I'm really glad that this show has such a low percentage of actual fight choreography in its action sequences. I am pretty sure someone would get hurt or something would get broken if that were not the case.

That's it for now. I may have some bigger news later this weekend.

Friday, March 12, 2010

Back in action

Had a really cool conference call this morning with Doug TenNapel, Justin Spurlock and a contact in New York about some really interesting things that I hope end up happening. (If they don't happen, at least I never said they would!)

Right at the moment I am puting some last minute touches on my design for tomorrow's fight scene that I'll be performing with Adam Parker (Who plays the Green Randal!). This one is for Go Sukashi: Episode 3. For those of you who care, you probably know that Episode 2 was supposed to come out on the first. Obviously there have been some delays due to circumstances beyond our control. Its rescheduled to come out on the first of April and will blow your mind. Hal Forsstrom is pulling all nighters on a visual effects sequence that is incomprehensibly awesome AND there is a surprise ending!

I'll get back to you all tomorrow with more news from the set and from the future. For now, enjoy these two fine specimens of anticipatory entertainment.

Tuesday, March 2, 2010

Channel 101

A pilot for a DANGER ELEMENT series screened at Channel 101 Sunday night. Didn't make top five, so the audience doesn't get to see the car chase next month.

Here's the whole short film

Monday, February 22, 2010


My old friends at INDYMOGUL ran the teaser for my film, THE DANGER ELEMENT, on their show: Backyard FX

They've been true pals ever since the episode we did together.

Friday, February 12, 2010


Here we are (The cast and crew of Go Sukashi) enjoying some lunch at the end of a successful morning of motion picure photography.

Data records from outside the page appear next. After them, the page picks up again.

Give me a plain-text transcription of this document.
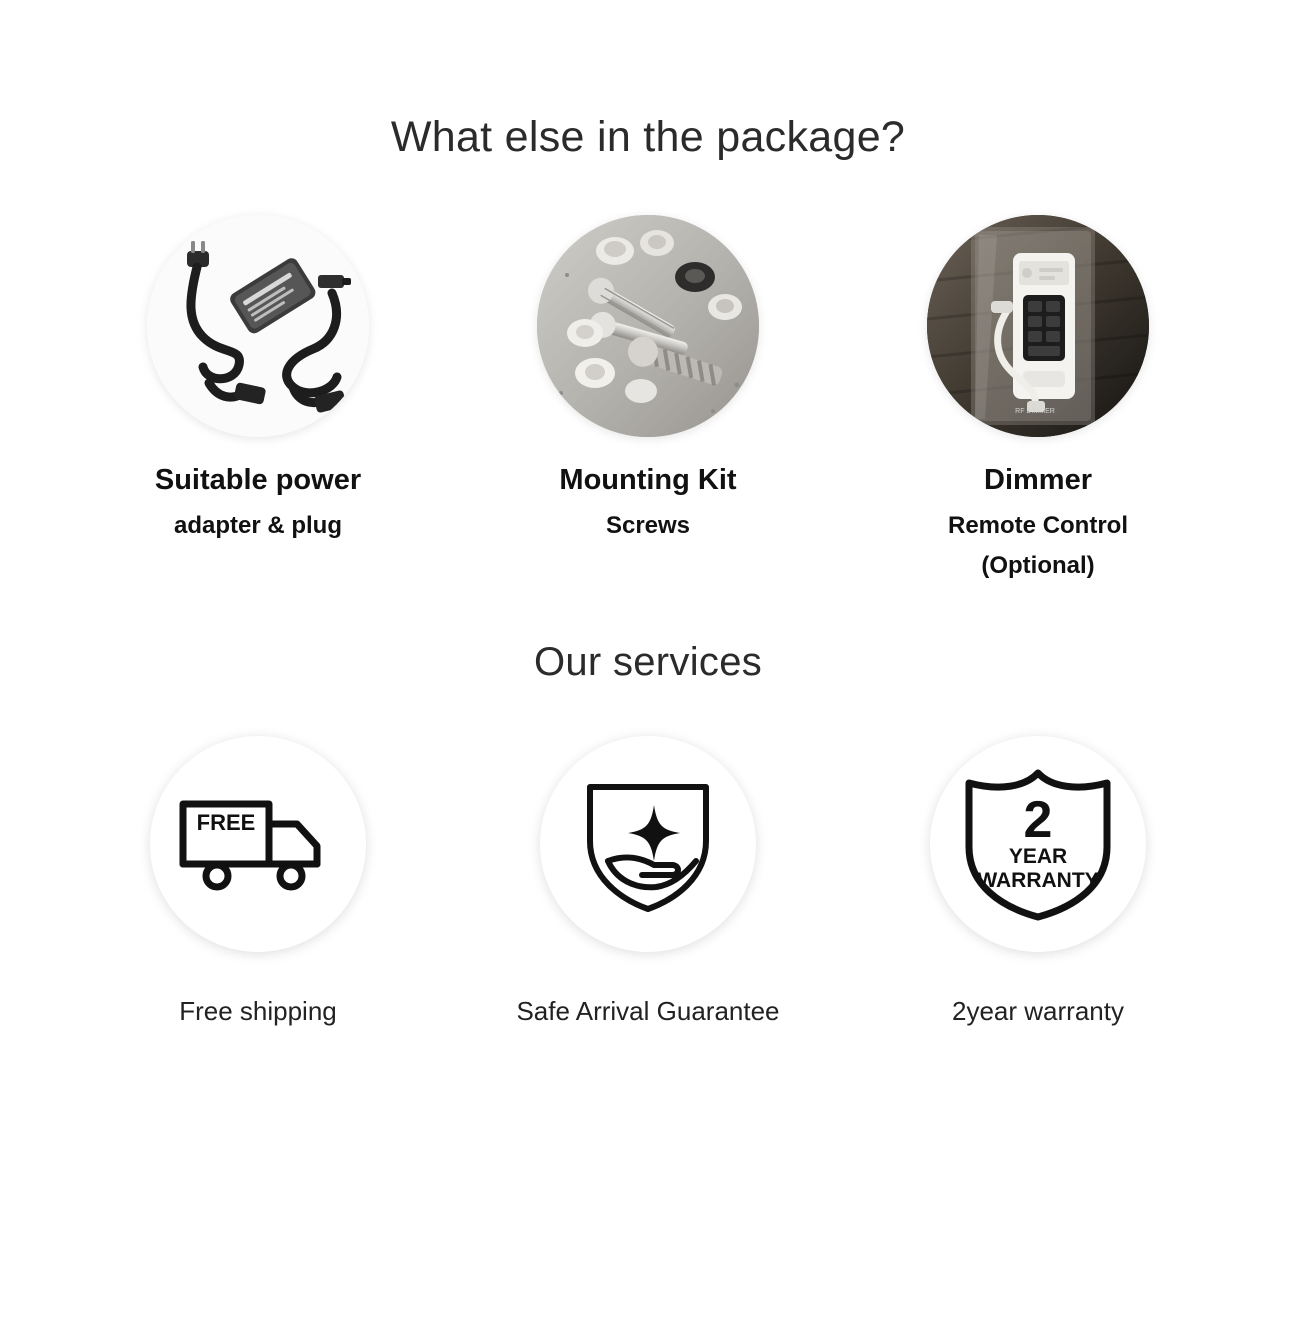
What else in the package?
Suitable power
adapter & plug
Mounting Kit
Screws
RF DIMMER
Dimmer
Remote Control
(Optional)
Our services
FREE
Free shipping	Safe Arrival Guarantee
2
YEAR
WARRANTY
2year warranty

Thursday, February 11, 2010

Brooke came back to town today and tomorrow we will shoot one of her scenes for Go Sukashi: Episode 2!

Sunday, February 7, 2010

Indy Mogul ad

10 second spot for my film, THE DANGER ELEMENT, airs with Indy Mogul's BEYOND THE TRAILER (1:13)

Saturday, February 6, 2010

Episode 2, day 1: Go Sukashi

Big action shoot for Go Sukashi today

Fight Rehearsal

Hal Forsstrom: Visual Effects Supervisor

Justin Spurlock (right) setting up a shot.

Thursday, January 28, 2010

Action Design

I just finished planning the action sequences for Go Sukashi: Episode 2.

Tuesday, January 26, 2010

I have been told by several people that I should play Travis Touchdown in a movie version of NO MORE HEROES. I hadn't actually looked up the game until today and the more I look at Travis Touchdown, the more I wonder if they just copied the character I played in Doug TenNapel's Sockbaby series. Who knows. . .

Saturday, January 23, 2010

Go Sukashi part 2

I am finally back home after my trip through LA and San Francisco followed by two days of helping Ben Beames install a floor in Atwater. I am tired and sore, but happy to make the following anouncement.

A second Episode of Go Sukashi will go into production next month!

Brooke Brodack
returns as Bethany, Sukashi's responsible girlfriend.

Justin Spurlock
returns as Brian, Sukashi's annoyed best friend.

And of course, Sukashi returns as. . . Sukashi.
Prepare for mind breaking!

Wednesday, January 20, 2010


Spoke at St. Mary's College yesterday to a Film Apreciation class. After I was done, I got to see a pretty interesting French Animation film called THE TRIPLETS of BELLEVILLE.

Tuesday, January 19, 2010


Had breakfast with Hal Forsstrom (Motion Graphics and Visual effects man for DANGER ELEMENT and GO SUKASHI) and Andrew Dickman where we discussed ideas for the next installment of Go Sukashi as well as the subjects of movies, comic books and cartoons

Then Andrew took me over to Union Station in downtown Los Angeles to catch a train for a ten hour trip to San Francisco.